The Edificio José Miguel Carrera is the headquarters of the Ministerio de Relaciones Exteriores of Chile, located in the Civic District of Santiago, facing the Plaza de la Constitución. It was formerly the historic Hotel Carrera, until 2004.

== History ==
The Hotel Carrera was named for Chilean founder José Miguel Carrera and was designed in the Art Deco style by architects Josué Smith Solar and José Smith Miller, as part of the creation of a Civic District centered around La Moneda Palace. Opened in 1940, it was one of the first multi-story buildings constructed from reinforced concrete in Chile. The 17-story hotel had two basement levels and a rooftop swimming pool. Its famous guests included Queen Elizabeth II and Pope John Paul II.

Intercontinental Hotels managed the hotel from January 1, 1950 to 1960. Hilton Hotels leased the hotel on January 1, 1961, and it became their first property in South America. Sheraton Hotels assumed management of the property in 1969, and operated it until 1978 as the Carerra-Sheraton Hotel.

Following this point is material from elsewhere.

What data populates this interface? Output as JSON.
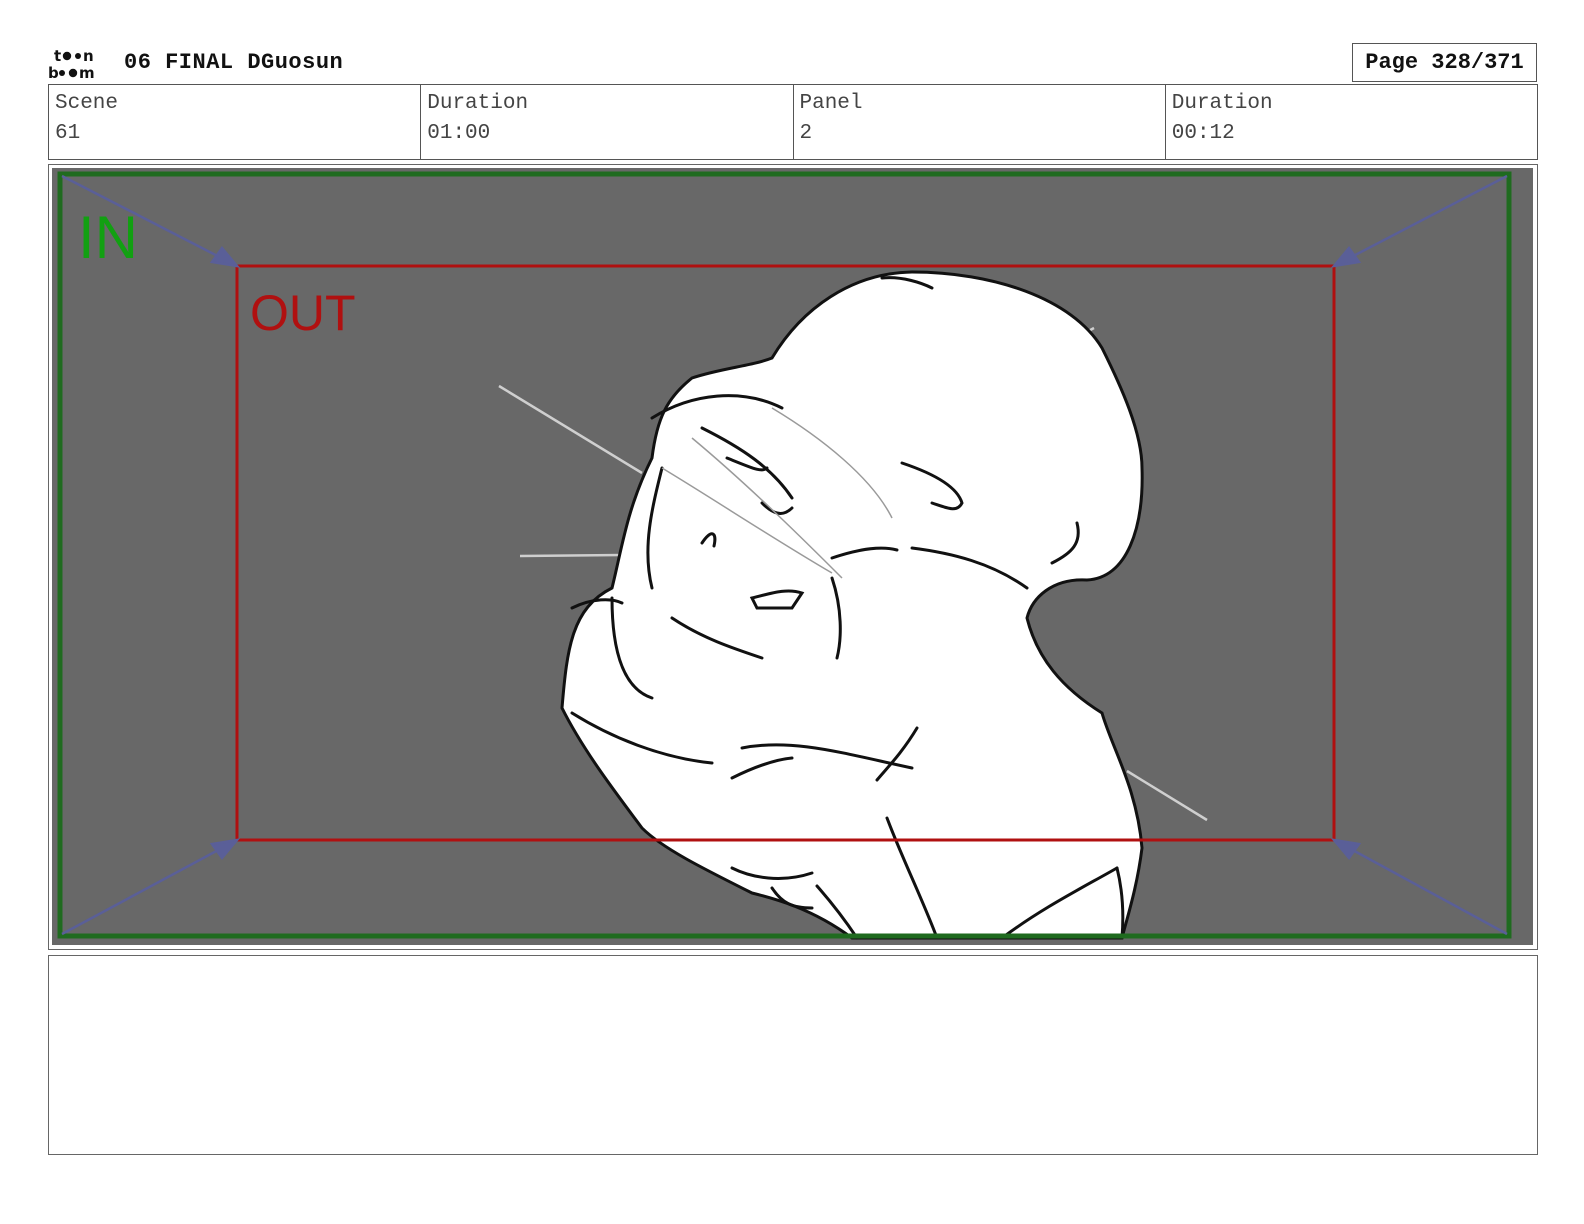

During the 1973 Chilean coup d'état, the hotel's terrace roof and its windows were used by foreign journalists to record the bombing of La Moneda Palace. Much of the 1982 film Missing is set in the hotel during this time, through the movie was actually filmed in Mexico City, with the Gran Hotel Ciudad de México standing in as the Carrera's interior and the Hotel Fiesta Americana Reforma standing in as its exterior.

The hotel closed permanently in 2004. The structure was remodeled and reopened in 2005 as an office building, renamed Edificio José Miguel Carrera, housing the headquarters of the Ministry of Foreign Affairs of Chile.